I wonder if we don't need to move to a more evolutionary, organic, oral, communal practice, one that employs symbol, vision, metaphor, art, and ritual, in which faith may grow and develop, shift and adapt more flexibly and democratically according to changing circumstances. It does not rely on one exclusive, historical Event but understands the Event as the ongoing unfolding of the tradition in community. In other words, we are together the Event; it didn't happen just once but still happens now, within and among us.
As it happens, the emergence of Christianity occurs in just these terms. Jesus perceives a longer range to the faith event, including both the mystical creation-centered Wisdom of the first Temple, and the austere, iconoclastic, text/law-centered faith of Hilkiah's reformers and their successors, the Pharisees. He identifies and embodies the core thread of liberation knitting them together, through and within shifting cultural contexts.

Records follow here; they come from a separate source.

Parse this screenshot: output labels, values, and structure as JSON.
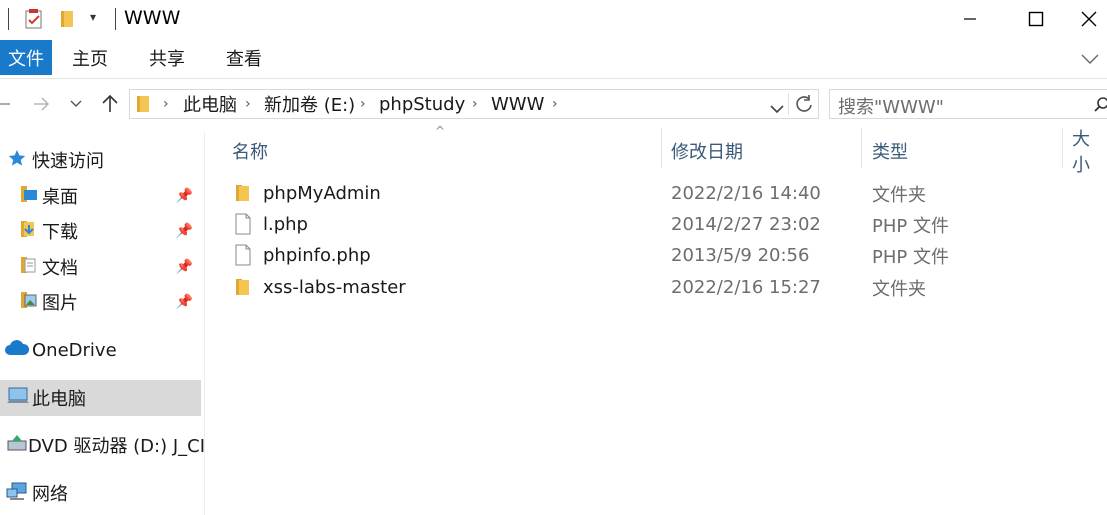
{
  "window": {
    "title": "WWW"
  },
  "ribbon": {
    "tabs": [
      "文件",
      "主页",
      "共享",
      "查看"
    ]
  },
  "address": {
    "crumbs": [
      "此电脑",
      "新加卷 (E:)",
      "phpStudy",
      "WWW"
    ]
  },
  "search": {
    "placeholder": "搜索\"WWW\""
  },
  "sidebar": {
    "quick_access": "快速访问",
    "pinned": [
      "桌面",
      "下载",
      "文档",
      "图片"
    ],
    "onedrive": "OneDrive",
    "this_pc": "此电脑",
    "dvd": "DVD 驱动器 (D:) J_CI",
    "network": "网络"
  },
  "columns": {
    "name": "名称",
    "modified": "修改日期",
    "type": "类型",
    "size": "大小"
  },
  "files": [
    {
      "name": "phpMyAdmin",
      "modified": "2022/2/16 14:40",
      "type": "文件夹",
      "icon": "folder-icon"
    },
    {
      "name": "l.php",
      "modified": "2014/2/27 23:02",
      "type": "PHP 文件",
      "icon": "file-icon"
    },
    {
      "name": "phpinfo.php",
      "modified": "2013/5/9 20:56",
      "type": "PHP 文件",
      "icon": "file-icon"
    },
    {
      "name": "xss-labs-master",
      "modified": "2022/2/16 15:27",
      "type": "文件夹",
      "icon": "folder-icon"
    }
  ],
  "colors": {
    "accent": "#1979ca",
    "folder": "#f4c552",
    "selected_nav": "#d9d9d9"
  }
}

Thus he enacts a nondual, nonbinary, both/and approach to faith and history. At its best, Christianity came to balance, dance around, and hold in tension both law and grace, preservation and inclusion, the written and the oral, a bounded and a welcoming community, core definitions and distributed adaptations, the political and the mystical.

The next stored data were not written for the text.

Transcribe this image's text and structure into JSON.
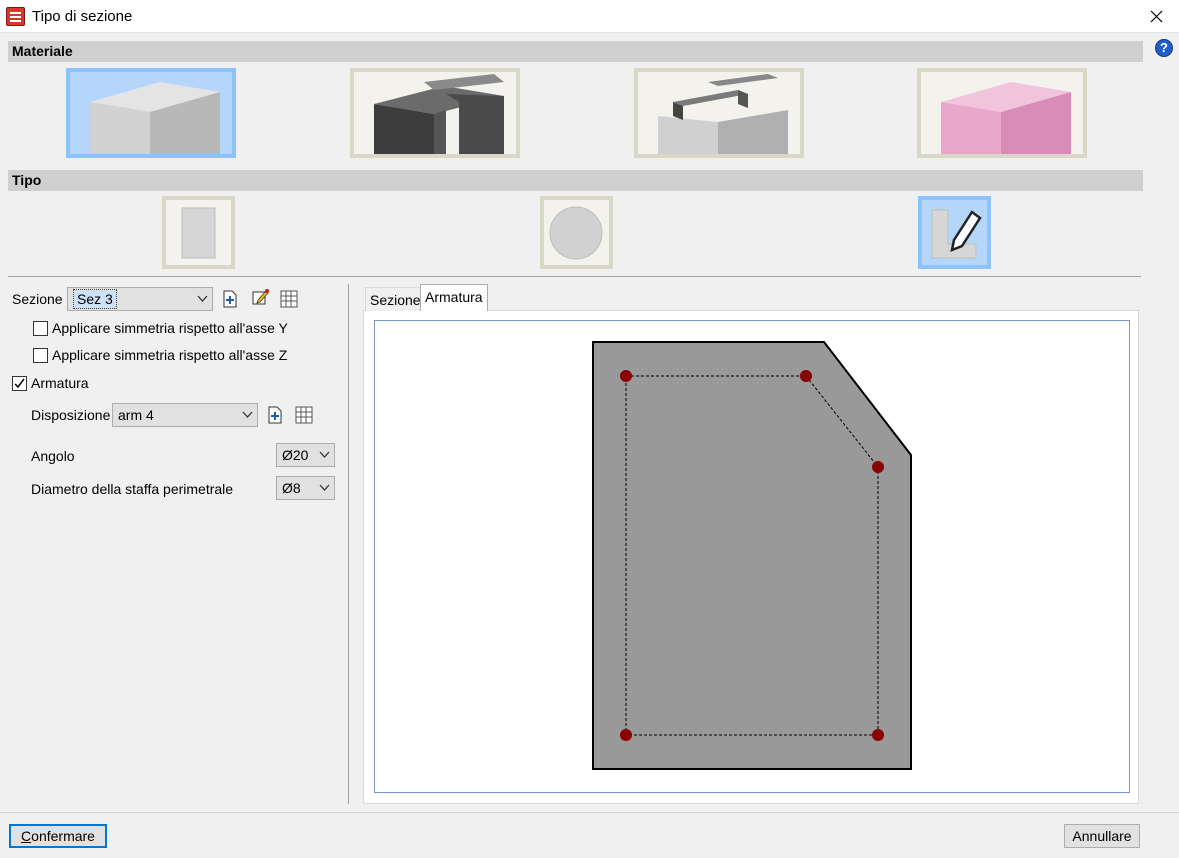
{
  "window": {
    "title": "Tipo di sezione"
  },
  "materiale": {
    "header": "Materiale",
    "options": [
      {
        "icon": "concrete-block-icon",
        "selected": true
      },
      {
        "icon": "steel-profile-icon",
        "selected": false
      },
      {
        "icon": "composite-section-icon",
        "selected": false
      },
      {
        "icon": "generic-material-block-icon",
        "selected": false
      }
    ]
  },
  "tipo": {
    "header": "Tipo",
    "options": [
      {
        "icon": "rectangular-section-icon",
        "selected": false
      },
      {
        "icon": "circular-section-icon",
        "selected": false
      },
      {
        "icon": "custom-section-edit-icon",
        "selected": true
      }
    ]
  },
  "left": {
    "sezione_label": "Sezione",
    "sezione_value": "Sez 3",
    "sym_y_label": "Applicare simmetria rispetto all'asse Y",
    "sym_y_checked": false,
    "sym_z_label": "Applicare simmetria rispetto all'asse Z",
    "sym_z_checked": false,
    "armatura_label": "Armatura",
    "armatura_checked": true,
    "disposizione_label": "Disposizione",
    "disposizione_value": "arm 4",
    "angolo_label": "Angolo",
    "angolo_value": "Ø20",
    "staffa_label": "Diametro della staffa perimetrale",
    "staffa_value": "Ø8"
  },
  "tabs": [
    {
      "label": "Sezione",
      "active": false
    },
    {
      "label": "Armatura",
      "active": true
    }
  ],
  "buttons": {
    "confirm": "Confermare",
    "confirm_accel": "C",
    "confirm_rest": "onfermare",
    "cancel": "Annullare"
  },
  "colors": {
    "selected_tile": "#b5d6fb",
    "tile_border": "#d9d7c6",
    "section_fill": "#999999",
    "rebar": "#8b0000"
  }
}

This all culminates at the Council of Chalcedon in 451, which more or less finally affirmed the insights expressed in the Nicene Creed describing Christ as "God from God, Light from Light, true God from true God, begotten, not made, of one Being with the Father." We therefore confess Jesus Christ as both fully human and fully God, a logical impossibility but the non-dual, non-binary core truth which the Church nevertheless steadfastly held to.

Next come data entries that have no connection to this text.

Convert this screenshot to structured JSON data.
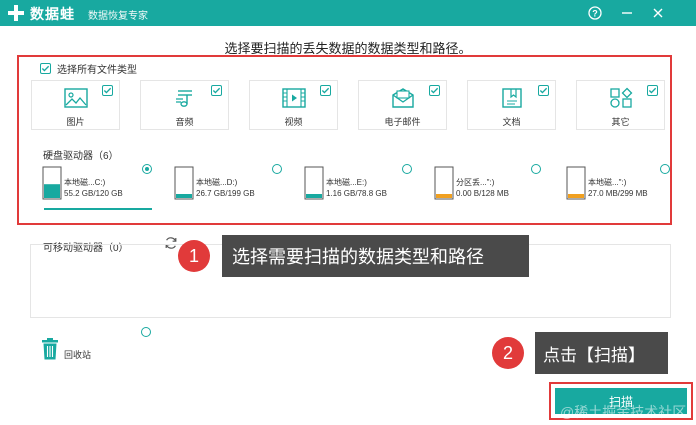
{
  "titlebar": {
    "app_name": "数据蛙",
    "subtitle": "数据恢复专家",
    "help_label": "?",
    "minimize_label": "—",
    "close_label": "✕"
  },
  "heading": "选择要扫描的丢失数据的数据类型和路径。",
  "select_all_label": "选择所有文件类型",
  "file_types": [
    {
      "label": "图片",
      "icon": "image-icon",
      "checked": true
    },
    {
      "label": "音频",
      "icon": "music-icon",
      "checked": true
    },
    {
      "label": "视频",
      "icon": "video-icon",
      "checked": true
    },
    {
      "label": "电子邮件",
      "icon": "email-icon",
      "checked": true
    },
    {
      "label": "文档",
      "icon": "document-icon",
      "checked": true
    },
    {
      "label": "其它",
      "icon": "other-icon",
      "checked": true
    }
  ],
  "hard_drives": {
    "title": "硬盘驱动器（6）",
    "items": [
      {
        "name": "本地磁...C:)",
        "size": "55.2 GB/120 GB",
        "selected": true,
        "fill": 0.46,
        "color": "#18a9a0"
      },
      {
        "name": "本地磁...D:)",
        "size": "26.7 GB/199 GB",
        "selected": false,
        "fill": 0.13,
        "color": "#18a9a0"
      },
      {
        "name": "本地磁...E:)",
        "size": "1.16 GB/78.8 GB",
        "selected": false,
        "fill": 0.02,
        "color": "#18a9a0"
      },
      {
        "name": "分区丢...\":)",
        "size": "0.00  B/128 MB",
        "selected": false,
        "fill": 0.0,
        "color": "#f0a020"
      },
      {
        "name": "本地磁...\":)",
        "size": "27.0 MB/299 MB",
        "selected": false,
        "fill": 0.09,
        "color": "#f0a020"
      }
    ]
  },
  "removable": {
    "title": "可移动驱动器（0）"
  },
  "recycle_bin_label": "回收站",
  "tip1": {
    "number": "1",
    "text": "选择需要扫描的数据类型和路径"
  },
  "tip2": {
    "number": "2",
    "text": "点击【扫描】"
  },
  "scan_button_label": "扫描",
  "watermark": "@稀土掘金技术社区",
  "colors": {
    "accent": "#18a9a0",
    "highlight": "#e13a3a",
    "warning": "#f0a020"
  }
}
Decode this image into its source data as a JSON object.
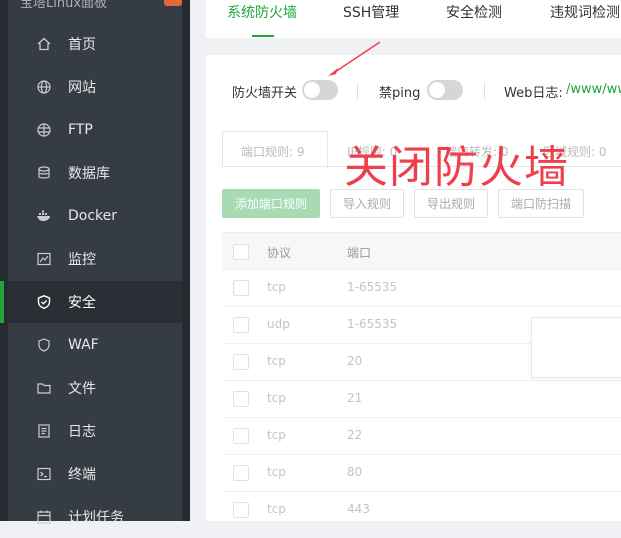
{
  "sidebar": {
    "title": "宝塔Linux面板",
    "items": [
      {
        "label": "首页",
        "icon": "home-icon"
      },
      {
        "label": "网站",
        "icon": "globe-icon"
      },
      {
        "label": "FTP",
        "icon": "ftp-globe-icon"
      },
      {
        "label": "数据库",
        "icon": "database-icon"
      },
      {
        "label": "Docker",
        "icon": "docker-icon"
      },
      {
        "label": "监控",
        "icon": "monitor-icon"
      },
      {
        "label": "安全",
        "icon": "shield-icon",
        "active": true
      },
      {
        "label": "WAF",
        "icon": "waf-icon"
      },
      {
        "label": "文件",
        "icon": "folder-icon"
      },
      {
        "label": "日志",
        "icon": "log-icon"
      },
      {
        "label": "终端",
        "icon": "terminal-icon"
      },
      {
        "label": "计划任务",
        "icon": "calendar-icon"
      }
    ]
  },
  "tabs": [
    "系统防火墙",
    "SSH管理",
    "安全检测",
    "违规词检测"
  ],
  "active_tab": 0,
  "controls": {
    "firewall_switch_label": "防火墙开关",
    "firewall_switch_on": false,
    "ping_label": "禁ping",
    "ping_on": false,
    "weblog_label": "Web日志:",
    "weblog_path": "/www/wwwl"
  },
  "subtabs": [
    "端口规则: 9",
    "IP规则: 0",
    "端口转发: 0",
    "区域规则: 0"
  ],
  "buttons": {
    "add_port_rule": "添加端口规则",
    "import_rules": "导入规则",
    "export_rules": "导出规则",
    "port_scan_protect": "端口防扫描"
  },
  "table": {
    "columns": [
      "协议",
      "端口"
    ],
    "rows": [
      [
        "tcp",
        "1-65535"
      ],
      [
        "udp",
        "1-65535"
      ],
      [
        "tcp",
        "20"
      ],
      [
        "tcp",
        "21"
      ],
      [
        "tcp",
        "22"
      ],
      [
        "tcp",
        "80"
      ],
      [
        "tcp",
        "443"
      ]
    ]
  },
  "annotation": "关闭防火墙",
  "colors": {
    "accent": "#20a53a",
    "sidebar_bg": "#363c43",
    "annotation": "#ee3f4d"
  }
}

In terms of history I get from this the necessity to say both that we hold to a primal Event and the documents that witness to it, and that the Holy Spirit empowers the on-going community of disciples to interpret, discern, and apply this original insight in different ways and contexts. We do both, and this only happens in active conversation, mutual consultation, and self-critical consideration, in which we identify, recognize, and admit our biases, prejudices, and assumptions, and always keep in mind the good news, the original/ongoing Event, the unfolding revelation on which we base our faith and in which we trust. In this way that Event continues to unfold. We don't allow it to calcify into a dead historical fact needing preservation. Neither do we abandon it in an orgy of reckless adaptation, dissolving into our changing circumstances. We do not take a scalpel -- or an axe -- to it, reducing it to dead parts. Neither do we pretend whatever randomly erupts from our imagination always works even better.
For Jesus Christ, as attested in Holy Scripture, is this Event, grounded in history and at the same time continuing by the Spirit in the community, to reveal the Wisdom of the Creator's pervasive Presence in all things.
We can appreciate Hilkiah's insight and cherish the echoes and signs of the earlier faith, seeing how in Christ both get carried forward. For the point remains of extending the liberation and compassion, humility and justice, equality and shalom at the heart and core of Israelite faith into our lives and world today.